Treating neurodegenerative diseases (Alzheimer’s disease, Parkinson’s disease, Huntington’s disease, among others) is a challenging project from the start. Not only do scientists have to counteract multiple problems, they also have to deal with the fact that the brain is a complex organ with: 1) different areas that perform different functions and have different cell types and 2) defense mechanisms not present in other organs to protect it from toxins.

Important brain regions for neurodegenerative diseases. (Credit

Important brain regions for neurodegenerative diseases.

First, most neurodegenerative diseases involve cell death in multiple brain regions: for example, Alzheimer’s affects several parts of the cerebral cortex and hippocampus; Huntington’s disease affects the cortex and basal ganglia; and Parkinson’s disease affects primarily a subarea of the basal ganglia called the substantia nigra.   Each area of the brain has specialized cells that are regulated differently and perform unique functions relative to those in other areas of the brain.
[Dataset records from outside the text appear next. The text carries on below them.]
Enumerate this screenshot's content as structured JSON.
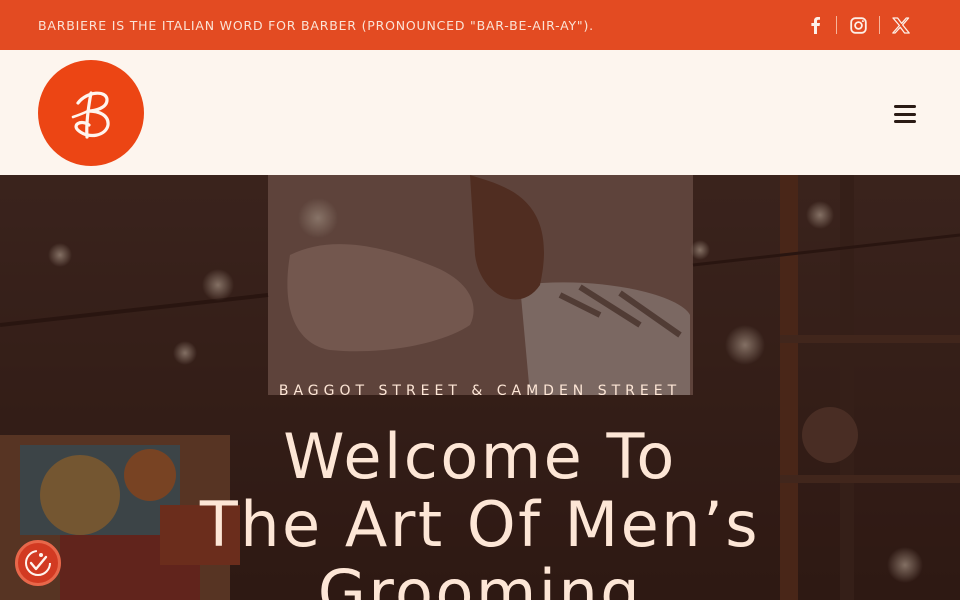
{
  "topbar": {
    "announcement": "BARBIERE IS THE ITALIAN WORD FOR BARBER (PRONOUNCED \"BAR-BE-AIR-AY\").",
    "socials": [
      "facebook-icon",
      "instagram-icon",
      "x-twitter-icon"
    ]
  },
  "header": {
    "logo_letter": "B",
    "menu_icon": "hamburger-menu-icon"
  },
  "hero": {
    "subtitle": "BAGGOT STREET & CAMDEN STREET",
    "title_line1": "Welcome To",
    "title_line2": "The Art Of Men’s",
    "title_line3": "Grooming"
  },
  "accessibility": {
    "icon": "accessibility-icon"
  },
  "colors": {
    "topbar": "#e34b22",
    "logo": "#ec4514",
    "header_bg": "#fdf5ee",
    "hero_text": "#fde6d6"
  }
}
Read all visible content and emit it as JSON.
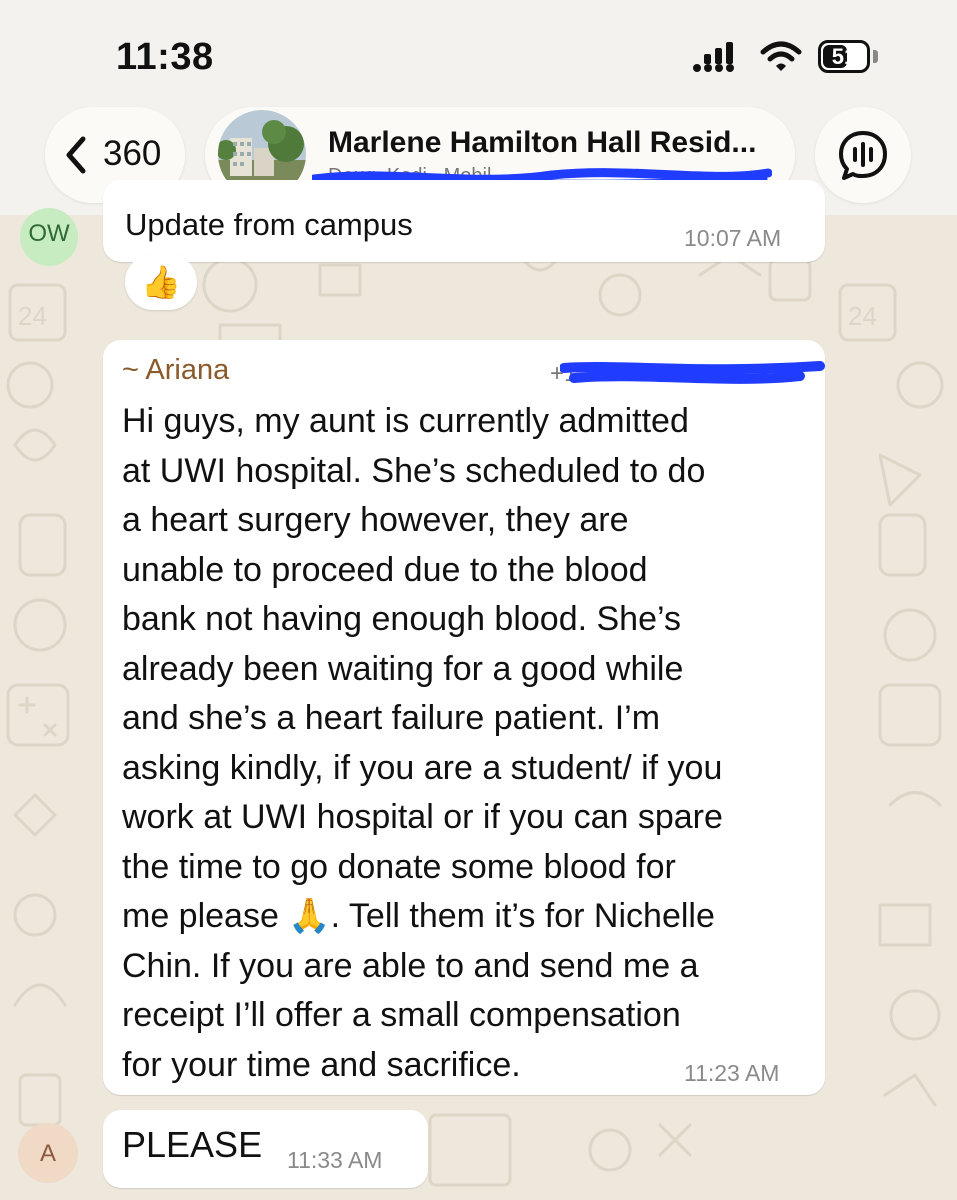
{
  "status_bar": {
    "time": "11:38",
    "battery": "51"
  },
  "header": {
    "back_count": "360",
    "group_name": "Marlene Hamilton Hall Resid...",
    "subtitle": "Doug, Kodi...Mobil..."
  },
  "messages": [
    {
      "sender_initials": "OW",
      "text": "Update from campus",
      "time": "10:07 AM",
      "reaction": "👍"
    },
    {
      "sender": "~ Ariana",
      "phone": "+1",
      "text": "Hi guys, my aunt is currently admitted\nat UWI hospital. She’s scheduled to do\na heart surgery however, they are\nunable to proceed due to the blood\nbank not having enough blood. She’s\nalready been waiting for a good while\nand she’s a heart failure patient. I’m\nasking kindly, if you are a student/ if you\nwork at UWI hospital or if you can spare\nthe time to go donate some blood for\nme please 🙏. Tell them it’s for Nichelle\nChin. If you are able to and send me a\nreceipt I’ll offer a small compensation\nfor your time and sacrifice.",
      "time": "11:23 AM"
    },
    {
      "sender_initials": "A",
      "text": "PLEASE",
      "time": "11:33 AM"
    }
  ],
  "colors": {
    "background": "#f1ece2",
    "bubble": "#ffffff",
    "sender_name": "#8a5a2b",
    "redaction": "#1f3cff"
  },
  "icons": [
    "chevron-left-icon",
    "signal-icon",
    "wifi-icon",
    "battery-icon",
    "voice-call-icon"
  ]
}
So any problem with multiple areas of the brain needs a treatment that can work on multiple cell types or target just the right cell types.
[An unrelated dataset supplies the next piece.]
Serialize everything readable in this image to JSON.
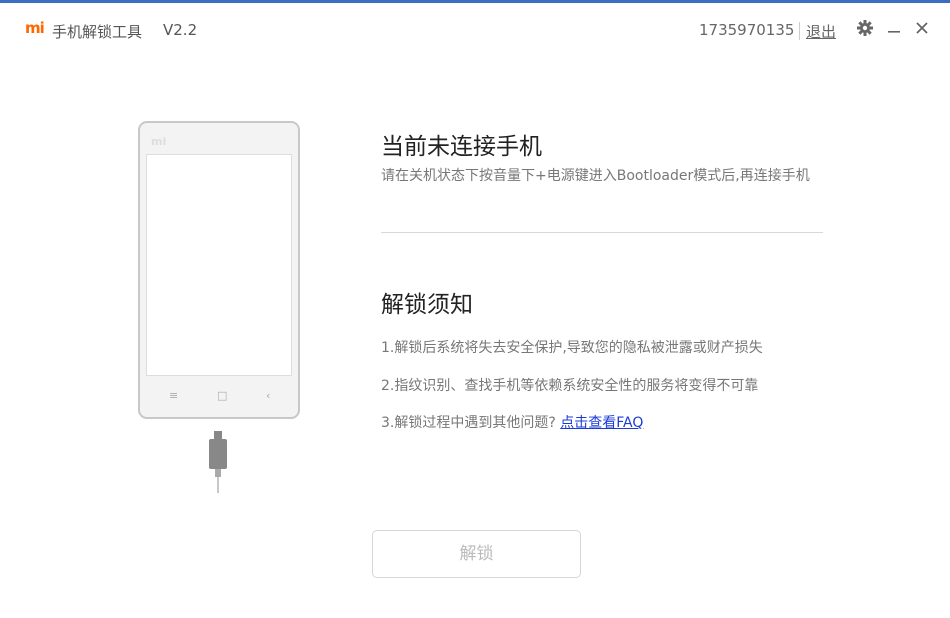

Second, the brain’s complexity and defense mechanisms make it difficult to get treatments (a small molecule, a therapeutic antibody, a synthetic growth factor) *into* the brain in the first place, and then to the correct location once they’re already inside. In contrast to the rest of the body’s tissues, which are exposed to whatever molecules find their way into the blood stream, the brain has a specialized blood-brain-barrier composed of support glial cells that wrap around the brain’s blood vessels and restrict the molecules that can enter the brain.   This prevents toxic molecules from entering the brain, but also means that large therapeutic molecules (antibodies, growth factors) or certain drugs have to be injected directly into brain tissue to have an effect. On top of this, the brain’s complex structure means it has an equally complicated protein skeleton known as an extracellular matrix (ECM) that helps structure the connections between neurons, but also can act as a “sink” or barrier preventing molecules in one part of the brain from reaching another. So even if you try to get around the blood-brain barrier by directly injecting your drug of choice into the brain, the complicated brain ECM makes it difficult for your molecule to spread widely in the brain.
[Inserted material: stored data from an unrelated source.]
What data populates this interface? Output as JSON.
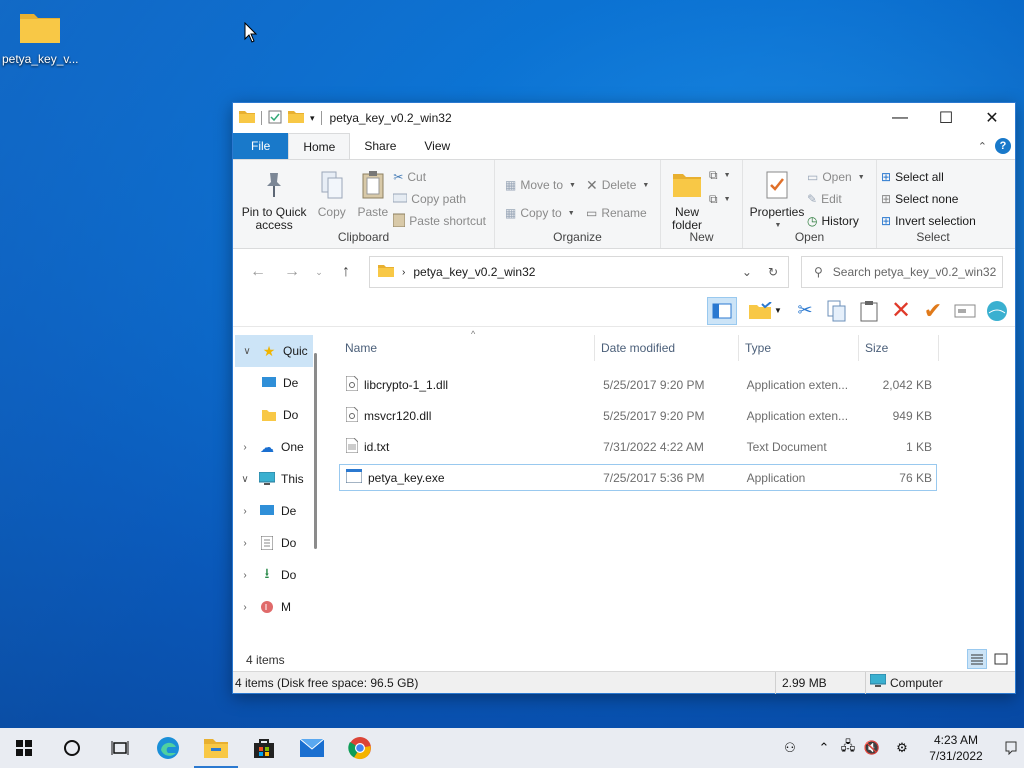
{
  "desktop": {
    "icon_label": "petya_key_v..."
  },
  "window": {
    "title": "petya_key_v0.2_win32",
    "controls": {
      "minimize": "—",
      "maximize": "☐",
      "close": "✕"
    },
    "tabs": {
      "file": "File",
      "home": "Home",
      "share": "Share",
      "view": "View"
    },
    "ribbon": {
      "clipboard": {
        "label": "Clipboard",
        "pin": "Pin to Quick access",
        "copy": "Copy",
        "paste": "Paste",
        "cut": "Cut",
        "copy_path": "Copy path",
        "paste_shortcut": "Paste shortcut"
      },
      "organize": {
        "label": "Organize",
        "move_to": "Move to",
        "copy_to": "Copy to",
        "delete": "Delete",
        "rename": "Rename"
      },
      "new": {
        "label": "New",
        "new_folder": "New folder"
      },
      "open": {
        "label": "Open",
        "properties": "Properties",
        "open": "Open",
        "edit": "Edit",
        "history": "History"
      },
      "select": {
        "label": "Select",
        "select_all": "Select all",
        "select_none": "Select none",
        "invert": "Invert selection"
      }
    },
    "address": {
      "crumb": "petya_key_v0.2_win32"
    },
    "search": {
      "placeholder": "Search petya_key_v0.2_win32"
    },
    "nav": {
      "items": [
        {
          "label": "Quic"
        },
        {
          "label": "De"
        },
        {
          "label": "Do"
        },
        {
          "label": "One"
        },
        {
          "label": "This"
        },
        {
          "label": "De"
        },
        {
          "label": "Do"
        },
        {
          "label": "Do"
        },
        {
          "label": "M"
        }
      ]
    },
    "columns": {
      "name": "Name",
      "date": "Date modified",
      "type": "Type",
      "size": "Size"
    },
    "files": [
      {
        "name": "libcrypto-1_1.dll",
        "date": "5/25/2017 9:20 PM",
        "type": "Application exten...",
        "size": "2,042 KB"
      },
      {
        "name": "msvcr120.dll",
        "date": "5/25/2017 9:20 PM",
        "type": "Application exten...",
        "size": "949 KB"
      },
      {
        "name": "id.txt",
        "date": "7/31/2022 4:22 AM",
        "type": "Text Document",
        "size": "1 KB"
      },
      {
        "name": "petya_key.exe",
        "date": "7/25/2017 5:36 PM",
        "type": "Application",
        "size": "76 KB"
      }
    ],
    "item_count": "4 items",
    "status": {
      "left": "4 items (Disk free space: 96.5 GB)",
      "size": "2.99 MB",
      "location": "Computer"
    }
  },
  "taskbar": {
    "time": "4:23 AM",
    "date": "7/31/2022"
  },
  "colors": {
    "accent": "#1979ca",
    "selection": "#cce4f7",
    "folder": "#f8c846"
  }
}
Diagram showing the blood-brain-barrier that surrounds blood vessels in the brain along with proteoglycan “nets” that surround neurons

A recently issued patent by a company called NTF Therapeutics shows one way scientists are discovering new therapeutic molecules and improving their properties to deal with the unique challenges the brain poses to treating neurodegenerative diseases.

The patent covers the use of specially engineered, less “sticky” variants of a natural growth factor called Neurturin. Previously, Neurturin (under the name CERE-120) was the subject of a high-profile trial by Celgene that failed to improve symptoms in Parkinson’s patients. Many commenters were surprised by this outcome, because the Celgene therapeutic addressed many of the problems with treating neurodegenerative disease: 1) Neurturin is a growth factor that protects multiple types of neurons from cell death (including the dopaminergic neurons that are the primary cause of Parkinson’s), and 2) Celgene’s scientists avoided blood-brain barrier delivery problems by using a gene therapy vector to induce neurons to produce Neurturin themselves and thus avoid the need for injection. Despite Celgene’s “solving” these problems however, patients still showed no improvement of motor symptoms after receiving of the treatment.

A key factor that showed up in an analysis of why this trial failed was the lack of delivery of Neurturin to the correct spot in the brain. As it turns out, just engineering neurons to produce Neurturin doesn’t solve the delivery issues: Neurturin is probably “captured” in regions of the brain by molecules in the ECM called proteoglycans, preventing it from diffusing far enough to affect enough diseased cells.

The key improvement in the NTF Therapeutics patent is the discovery of a way to engineer this proteoglycan binding out of Neurturin without inhibiting its therapeutic efficacy. A previous patent by NTF described the mutations that can be introduced into Neurturin to accomplish this, but because proteoglycan binding is supposed to help Neurturin function, it wasn’t clear that these altered versions would still be effective therapeutics. This latest patent shows data indicating that these engineered versions of Neurturin can still activate the correct receptors and survival functions in cultured neurons, while showing dramatically reduced “stickiness” to cells. The assumption is that this will dramatically improve the ability of Neurturin to diffuse in the brain, meaning that future gene therapy trials or trials with direct injection may be much more efficacious. Neurturin variants with improved spreading through the brain could turn out to be useful for a wide variety of other degenerative diseases, as it also has the ability to improve survival of glial cells (which are needed to support neurons) and survival of cortical cholinergic neurons (which are important for cognitive processes).

These molecules are currently preclinical; they have yet to be tested in humans. But we’re eagerly awaiting data to see if engineering protein drugs to “slip” through the ECM is genuinely a way to make brain therapeutics better.  If so, the mutational strategy developed by NTF therapeutics may prove extremely useful for engineering future protein-based therapeutics for the brain.